Produk kerajinan tradisional, sarang burung, lampion, kuliner, bersama dengan program-program seperti "Malam Kota Tua," "Jalan Pejalan Kaki," dan "Festival Lampion," telah menjadi produk budaya dan pariwisata yang khas dan menarik.

Pada tanggal 22 Februari 2024, Kementerian Kebudayaan, Olahraga dan Pariwisata mengeluarkan Keputusan yang mengumumkan daftar Warisan Budaya Takbenda Nasional; di mana Kota Hoi An menambahkan dua kerajinan tradisional lagi: kerajinan menenun ayunan paulownia di komune Tan Hiep dan kerajinan membangun rumah bambu dan kelapa (komune Cam Thanh).
Hal ini semakin menjanjikan potensi besar, menciptakan peluang untuk pengembangan kerajinan tradisional yang kaya akan nilai-nilai lokal, yang populer di kalangan penduduk setempat maupun wisatawan.

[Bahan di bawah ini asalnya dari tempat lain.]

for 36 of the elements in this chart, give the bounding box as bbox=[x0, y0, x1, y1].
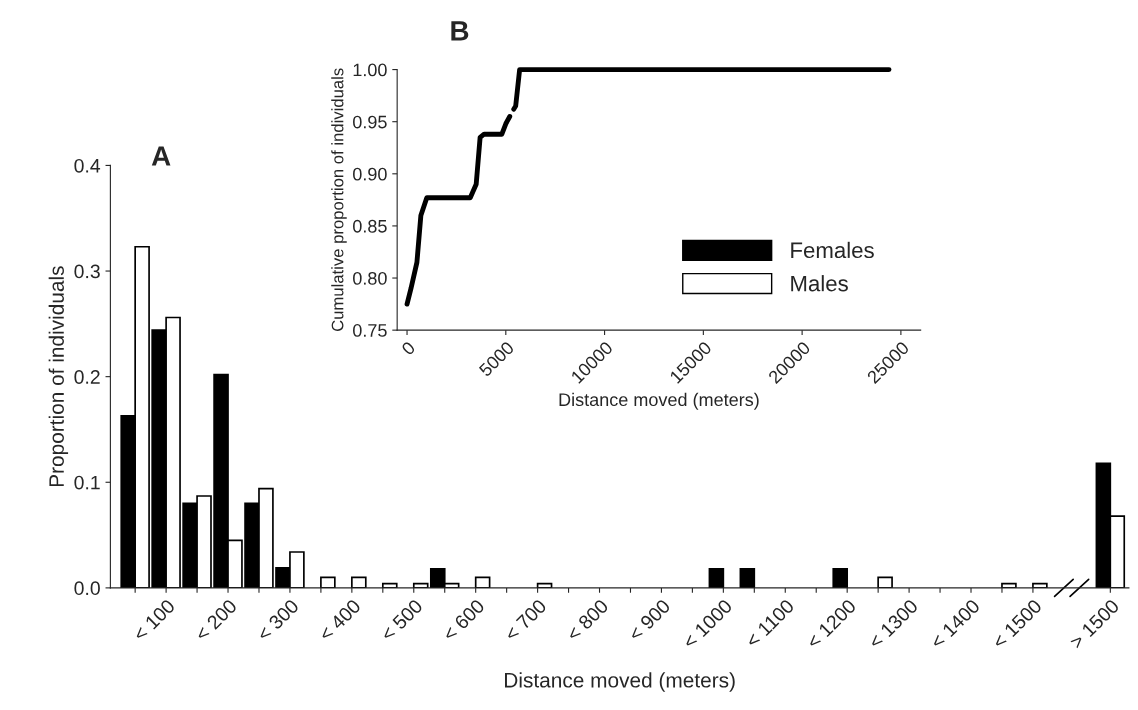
x-tick-label: < 900 bbox=[627, 598, 671, 642]
y-tick-label: 0.85 bbox=[353, 219, 387, 233]
bar bbox=[739, 568, 756, 588]
x-tick-label: < 100 bbox=[132, 598, 176, 642]
bar bbox=[708, 568, 725, 588]
bar bbox=[351, 576, 367, 588]
bar bbox=[474, 576, 491, 588]
x-tick-label: < 500 bbox=[380, 598, 424, 642]
x-axis-title: Distance moved (meters) bbox=[505, 672, 735, 692]
y-axis-title: Proportion of individuals bbox=[48, 266, 69, 487]
y-tick-label: 0.75 bbox=[353, 324, 387, 337]
chart-title: A bbox=[151, 146, 171, 166]
bar bbox=[320, 576, 336, 588]
x-tick-label: < 800 bbox=[565, 598, 610, 642]
x-tick-label: < 600 bbox=[441, 598, 486, 642]
y-axis-title: Cumulative proportion of individuals bbox=[331, 68, 347, 332]
y-tick-label: 0.0 bbox=[74, 581, 100, 596]
y-tick-label: 0.2 bbox=[74, 370, 100, 384]
y-tick-label: 1.00 bbox=[353, 63, 387, 77]
y-tick-label: 0.95 bbox=[353, 115, 387, 129]
bar bbox=[832, 568, 849, 588]
y-tick-label: 0.1 bbox=[74, 475, 100, 490]
x-tick-label: < 400 bbox=[318, 598, 362, 642]
legend-label: Males bbox=[791, 275, 848, 292]
x-tick-label: < 300 bbox=[256, 598, 300, 642]
y-tick-label: 0.80 bbox=[353, 271, 387, 285]
bar bbox=[877, 576, 893, 588]
x-tick-label: < 700 bbox=[503, 598, 548, 642]
y-tick-label: 0.4 bbox=[74, 158, 101, 173]
x-tick-label: 0 bbox=[400, 340, 416, 356]
y-tick-label: 0.3 bbox=[74, 264, 100, 279]
legend-label: Females bbox=[791, 241, 874, 259]
x-tick-label: < 200 bbox=[194, 598, 238, 642]
y-tick-label: 0.90 bbox=[353, 167, 387, 181]
x-axis-title: Distance moved (meters) bbox=[559, 392, 759, 410]
chart-title: B bbox=[451, 21, 469, 41]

Menurut sumber-sumber sejarah, kerajinan tradisional di pelabuhan perdagangan kuno Hoi An sangat berkembang, dengan lebih dari 50 jenis kerajinan yang terkonsentrasi dalam empat kelompok: kerajinan tangan, jasa, pengolahan dan manufaktur, serta kerajinan khusus. Selain dua area pameran yang menampilkan sejarah, budaya, dan tradisi revolusioner, kota ini juga telah mendirikan empat museum tematik dan sebuah aula pameran tembikar Chu Dau.
Aktivitas museum-museum tematik telah menciptakan peta wisata mini, sehingga memudahkan pengunjung untuk menjelajahi kota tua.
Menurut Bapak Nguyen Chi Trung, mantan Direktur Pusat Pengelolaan Pelestarian Warisan Budaya Hoi An, artefak, peninggalan, harta karun, dan barang antik termasuk di antara unsur-unsur penyusun warisan kota kuno tersebut.
"Ini seperti bukti nyata tentang pentingnya mempelajari lebih lanjut tentang Hoi An. Untungnya, dengan terhubungnya museum-museum khusus, wisatawan yang mengunjungi Hoi An memiliki kemudahan untuk mendapatkan lebih banyak pengalaman dan mempelajari tentang peninggalan dan artefak di museum-museum ini," kata Bapak Trung.